ローランギャロスのミックスダブルス準決勝は、女子ダブルスで失格の扱いとなった加藤とスチャーディが対戦する注目のカード。ファーストセットは競り合いになったが、第11ゲームでブレークを奪った勢いで押し切った。結果的には、ここで流れを完全に引き寄せた加藤とプッツが、セカンドセットはおもしろいようにポイントを重ねる。サービスリターンにしてもポーチにしても、練習でもこうはいかないというレベルで気持ちよくプレーしていたように見受けられた。

スチャーディとミドルクープも、これではどうしようもないといった表情で淡々と、しかも楽しみながらプレーできていた。最後は加藤のポーチがきれいに決まってセカンドセットはベーグル。加藤はプッツと喜びを分かち合った後で、女子ダブルスでのパートナーでもあるスチャーディと長めのハグを交わす。加藤にとっては様々な思いが交錯しただろうし、失った賞金とポイントを思えば純粋に喜んで自分だけがミックスの決勝に行くことに申し訳なさもあったはず。それでも、ディラことスチャーディの明るい表情が、決勝に向かう加藤を温かく見送っていたように感じ、見ていて気持ちの良い時間だった。

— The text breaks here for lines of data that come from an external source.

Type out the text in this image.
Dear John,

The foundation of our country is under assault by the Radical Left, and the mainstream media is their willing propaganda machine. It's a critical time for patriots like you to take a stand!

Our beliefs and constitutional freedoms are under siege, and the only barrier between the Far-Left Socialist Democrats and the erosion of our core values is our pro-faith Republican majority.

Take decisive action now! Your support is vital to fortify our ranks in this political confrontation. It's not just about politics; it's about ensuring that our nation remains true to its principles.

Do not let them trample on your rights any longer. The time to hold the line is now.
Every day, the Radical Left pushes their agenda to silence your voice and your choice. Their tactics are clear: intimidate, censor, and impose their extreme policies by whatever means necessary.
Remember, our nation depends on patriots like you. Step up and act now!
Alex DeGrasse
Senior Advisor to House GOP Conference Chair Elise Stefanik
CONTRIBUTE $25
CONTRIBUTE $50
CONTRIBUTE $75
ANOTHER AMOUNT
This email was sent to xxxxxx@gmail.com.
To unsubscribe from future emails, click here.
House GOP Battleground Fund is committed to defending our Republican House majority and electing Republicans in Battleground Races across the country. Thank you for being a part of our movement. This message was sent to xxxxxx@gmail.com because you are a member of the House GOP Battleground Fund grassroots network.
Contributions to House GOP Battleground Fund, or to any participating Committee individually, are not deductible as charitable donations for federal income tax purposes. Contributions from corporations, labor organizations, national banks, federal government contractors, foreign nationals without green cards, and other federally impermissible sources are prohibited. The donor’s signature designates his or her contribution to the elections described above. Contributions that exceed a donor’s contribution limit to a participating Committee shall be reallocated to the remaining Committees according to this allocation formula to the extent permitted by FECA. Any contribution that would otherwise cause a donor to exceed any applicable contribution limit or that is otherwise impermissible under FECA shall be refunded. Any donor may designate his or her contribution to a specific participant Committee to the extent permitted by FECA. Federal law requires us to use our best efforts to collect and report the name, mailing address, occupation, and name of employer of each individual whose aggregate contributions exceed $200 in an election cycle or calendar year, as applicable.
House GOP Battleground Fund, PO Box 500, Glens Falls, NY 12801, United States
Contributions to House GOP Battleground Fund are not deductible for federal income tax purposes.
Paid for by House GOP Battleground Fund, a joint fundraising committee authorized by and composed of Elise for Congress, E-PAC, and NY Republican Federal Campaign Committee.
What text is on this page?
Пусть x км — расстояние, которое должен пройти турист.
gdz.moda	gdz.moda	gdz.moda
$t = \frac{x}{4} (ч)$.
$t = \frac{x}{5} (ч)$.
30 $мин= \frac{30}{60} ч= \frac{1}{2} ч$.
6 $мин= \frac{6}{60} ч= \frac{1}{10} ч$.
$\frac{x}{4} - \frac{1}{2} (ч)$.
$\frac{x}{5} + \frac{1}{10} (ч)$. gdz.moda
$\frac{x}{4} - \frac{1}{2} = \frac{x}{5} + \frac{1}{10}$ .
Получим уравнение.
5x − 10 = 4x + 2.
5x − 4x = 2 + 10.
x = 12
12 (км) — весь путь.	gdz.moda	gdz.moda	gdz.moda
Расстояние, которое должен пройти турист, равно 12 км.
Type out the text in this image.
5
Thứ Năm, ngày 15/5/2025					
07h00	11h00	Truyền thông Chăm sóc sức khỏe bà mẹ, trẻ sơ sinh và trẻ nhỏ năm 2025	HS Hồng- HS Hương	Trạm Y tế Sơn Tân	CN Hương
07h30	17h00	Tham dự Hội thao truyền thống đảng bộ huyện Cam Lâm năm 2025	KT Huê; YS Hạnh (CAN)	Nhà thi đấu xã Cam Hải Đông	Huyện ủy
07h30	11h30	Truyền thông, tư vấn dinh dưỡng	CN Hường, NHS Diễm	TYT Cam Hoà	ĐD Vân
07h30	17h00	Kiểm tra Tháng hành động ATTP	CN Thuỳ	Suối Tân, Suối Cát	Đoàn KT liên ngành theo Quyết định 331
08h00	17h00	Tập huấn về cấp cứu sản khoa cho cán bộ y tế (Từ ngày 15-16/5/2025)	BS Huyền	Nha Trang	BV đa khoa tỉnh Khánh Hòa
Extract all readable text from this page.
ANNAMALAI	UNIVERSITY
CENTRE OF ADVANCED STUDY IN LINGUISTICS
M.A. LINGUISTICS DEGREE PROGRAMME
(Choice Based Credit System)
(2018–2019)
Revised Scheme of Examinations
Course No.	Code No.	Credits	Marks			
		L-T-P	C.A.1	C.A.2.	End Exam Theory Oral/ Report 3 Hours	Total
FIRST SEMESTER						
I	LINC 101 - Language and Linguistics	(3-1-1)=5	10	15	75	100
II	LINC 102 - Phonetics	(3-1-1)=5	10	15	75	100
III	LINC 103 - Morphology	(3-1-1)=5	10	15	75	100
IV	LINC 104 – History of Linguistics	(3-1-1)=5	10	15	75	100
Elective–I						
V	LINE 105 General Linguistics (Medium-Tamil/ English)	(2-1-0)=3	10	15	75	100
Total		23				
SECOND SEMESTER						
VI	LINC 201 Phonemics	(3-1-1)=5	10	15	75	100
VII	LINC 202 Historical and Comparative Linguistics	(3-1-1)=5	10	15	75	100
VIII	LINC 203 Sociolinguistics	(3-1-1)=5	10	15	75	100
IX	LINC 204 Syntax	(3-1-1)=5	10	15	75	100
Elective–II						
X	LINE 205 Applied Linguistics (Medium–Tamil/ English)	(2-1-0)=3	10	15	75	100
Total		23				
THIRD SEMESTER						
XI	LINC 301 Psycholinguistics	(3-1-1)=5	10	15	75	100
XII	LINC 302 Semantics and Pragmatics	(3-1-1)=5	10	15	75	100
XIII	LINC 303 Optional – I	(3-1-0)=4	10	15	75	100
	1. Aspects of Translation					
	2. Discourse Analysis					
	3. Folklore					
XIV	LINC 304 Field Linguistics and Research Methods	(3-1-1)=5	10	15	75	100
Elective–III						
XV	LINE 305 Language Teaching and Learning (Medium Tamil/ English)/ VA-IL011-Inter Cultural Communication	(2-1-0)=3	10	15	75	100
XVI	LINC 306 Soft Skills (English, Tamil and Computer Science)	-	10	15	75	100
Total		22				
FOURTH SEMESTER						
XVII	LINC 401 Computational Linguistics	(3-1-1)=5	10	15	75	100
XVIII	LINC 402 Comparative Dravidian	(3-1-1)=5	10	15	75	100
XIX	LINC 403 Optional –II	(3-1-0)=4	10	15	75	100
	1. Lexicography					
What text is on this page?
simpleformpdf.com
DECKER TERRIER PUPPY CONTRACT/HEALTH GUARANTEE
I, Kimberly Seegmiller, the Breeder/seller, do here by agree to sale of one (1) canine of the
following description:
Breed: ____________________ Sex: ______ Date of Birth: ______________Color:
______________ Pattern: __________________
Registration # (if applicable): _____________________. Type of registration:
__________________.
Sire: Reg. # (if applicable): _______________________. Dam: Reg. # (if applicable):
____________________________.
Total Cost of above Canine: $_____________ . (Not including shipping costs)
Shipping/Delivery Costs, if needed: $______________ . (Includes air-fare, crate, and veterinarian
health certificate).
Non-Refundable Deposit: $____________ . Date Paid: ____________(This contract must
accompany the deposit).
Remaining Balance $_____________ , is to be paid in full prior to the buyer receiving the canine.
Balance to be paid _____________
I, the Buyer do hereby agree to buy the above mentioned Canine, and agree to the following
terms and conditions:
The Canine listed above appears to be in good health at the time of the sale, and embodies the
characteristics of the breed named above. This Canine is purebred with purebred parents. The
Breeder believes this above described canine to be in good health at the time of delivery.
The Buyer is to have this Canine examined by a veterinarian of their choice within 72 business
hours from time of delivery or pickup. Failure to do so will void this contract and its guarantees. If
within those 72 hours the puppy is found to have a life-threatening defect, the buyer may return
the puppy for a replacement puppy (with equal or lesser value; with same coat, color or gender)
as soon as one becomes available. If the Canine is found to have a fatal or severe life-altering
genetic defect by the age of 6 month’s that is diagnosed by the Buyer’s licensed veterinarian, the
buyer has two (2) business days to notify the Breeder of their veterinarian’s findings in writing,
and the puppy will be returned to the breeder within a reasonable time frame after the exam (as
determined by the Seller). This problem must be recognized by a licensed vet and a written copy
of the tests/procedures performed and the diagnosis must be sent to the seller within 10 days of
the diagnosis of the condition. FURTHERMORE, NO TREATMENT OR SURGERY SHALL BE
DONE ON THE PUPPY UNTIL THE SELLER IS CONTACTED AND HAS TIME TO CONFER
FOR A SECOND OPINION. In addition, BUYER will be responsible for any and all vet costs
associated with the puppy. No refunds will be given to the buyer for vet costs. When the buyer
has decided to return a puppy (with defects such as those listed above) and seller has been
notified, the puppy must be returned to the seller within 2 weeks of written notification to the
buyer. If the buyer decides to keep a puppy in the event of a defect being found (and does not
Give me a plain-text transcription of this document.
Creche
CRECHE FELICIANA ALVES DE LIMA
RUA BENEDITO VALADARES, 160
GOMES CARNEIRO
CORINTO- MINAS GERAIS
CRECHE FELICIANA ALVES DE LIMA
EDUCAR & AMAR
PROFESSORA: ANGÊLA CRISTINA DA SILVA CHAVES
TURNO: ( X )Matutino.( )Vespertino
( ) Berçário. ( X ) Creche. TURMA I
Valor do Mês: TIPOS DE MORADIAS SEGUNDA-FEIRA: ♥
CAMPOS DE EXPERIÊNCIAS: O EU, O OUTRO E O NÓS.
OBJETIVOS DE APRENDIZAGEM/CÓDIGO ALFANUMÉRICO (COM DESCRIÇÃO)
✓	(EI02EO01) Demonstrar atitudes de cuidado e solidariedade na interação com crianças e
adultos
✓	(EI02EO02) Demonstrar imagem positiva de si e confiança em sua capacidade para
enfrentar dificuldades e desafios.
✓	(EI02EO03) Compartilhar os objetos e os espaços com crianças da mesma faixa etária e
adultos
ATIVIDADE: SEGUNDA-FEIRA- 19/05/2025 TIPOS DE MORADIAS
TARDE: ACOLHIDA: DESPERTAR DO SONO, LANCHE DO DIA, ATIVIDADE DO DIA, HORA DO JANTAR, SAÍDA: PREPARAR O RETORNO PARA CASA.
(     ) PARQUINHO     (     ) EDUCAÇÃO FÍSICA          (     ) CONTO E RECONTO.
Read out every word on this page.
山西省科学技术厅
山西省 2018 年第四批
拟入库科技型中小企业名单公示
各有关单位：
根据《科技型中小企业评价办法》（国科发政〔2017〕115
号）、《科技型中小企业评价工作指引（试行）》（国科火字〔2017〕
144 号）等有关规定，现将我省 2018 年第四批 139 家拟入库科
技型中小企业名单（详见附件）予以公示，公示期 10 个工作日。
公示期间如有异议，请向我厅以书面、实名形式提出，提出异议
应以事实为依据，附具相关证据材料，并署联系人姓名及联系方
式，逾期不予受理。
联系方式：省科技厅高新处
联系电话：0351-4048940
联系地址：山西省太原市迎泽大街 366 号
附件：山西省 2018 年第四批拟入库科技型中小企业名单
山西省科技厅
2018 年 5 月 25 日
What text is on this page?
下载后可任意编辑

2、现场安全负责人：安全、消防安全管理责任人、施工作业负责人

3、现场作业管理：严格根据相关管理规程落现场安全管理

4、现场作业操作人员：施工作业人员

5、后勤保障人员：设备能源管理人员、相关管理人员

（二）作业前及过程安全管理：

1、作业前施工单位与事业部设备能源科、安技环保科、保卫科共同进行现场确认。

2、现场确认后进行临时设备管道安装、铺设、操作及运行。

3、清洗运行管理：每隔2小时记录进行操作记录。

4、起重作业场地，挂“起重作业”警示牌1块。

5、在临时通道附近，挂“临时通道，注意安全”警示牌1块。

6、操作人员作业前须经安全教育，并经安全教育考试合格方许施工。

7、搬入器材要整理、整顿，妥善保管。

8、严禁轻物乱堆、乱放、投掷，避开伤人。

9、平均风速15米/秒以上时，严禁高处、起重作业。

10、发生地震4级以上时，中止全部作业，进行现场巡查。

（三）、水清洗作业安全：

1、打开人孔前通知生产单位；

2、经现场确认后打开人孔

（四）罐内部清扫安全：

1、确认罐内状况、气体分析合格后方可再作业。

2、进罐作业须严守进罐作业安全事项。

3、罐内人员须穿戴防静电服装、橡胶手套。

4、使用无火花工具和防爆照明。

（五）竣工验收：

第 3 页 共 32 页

「失格」に関して渦中のソリベストルモは、「自分を非難している人は試合を見ていない」というようなコメントをしたらしいが、少なくとも僕はWOWOWオンデマンドの配信で見ていた上で記事を書いている。小さなコートの試合も全世界に配信され、アーカイブまで残る時代に、後から自分の都合のいいように言い訳をするのは無理がある。チェアアンパイアに言った言葉も失格判断の後の笑顔も、いまさら消しようがないのだ。

加藤には前を向いて、まずはミックス決勝に集中して欲しいが、それと提訴は別物。侵害された自分たちの権利を取り戻すことをテニス界も望んでいるはずだ。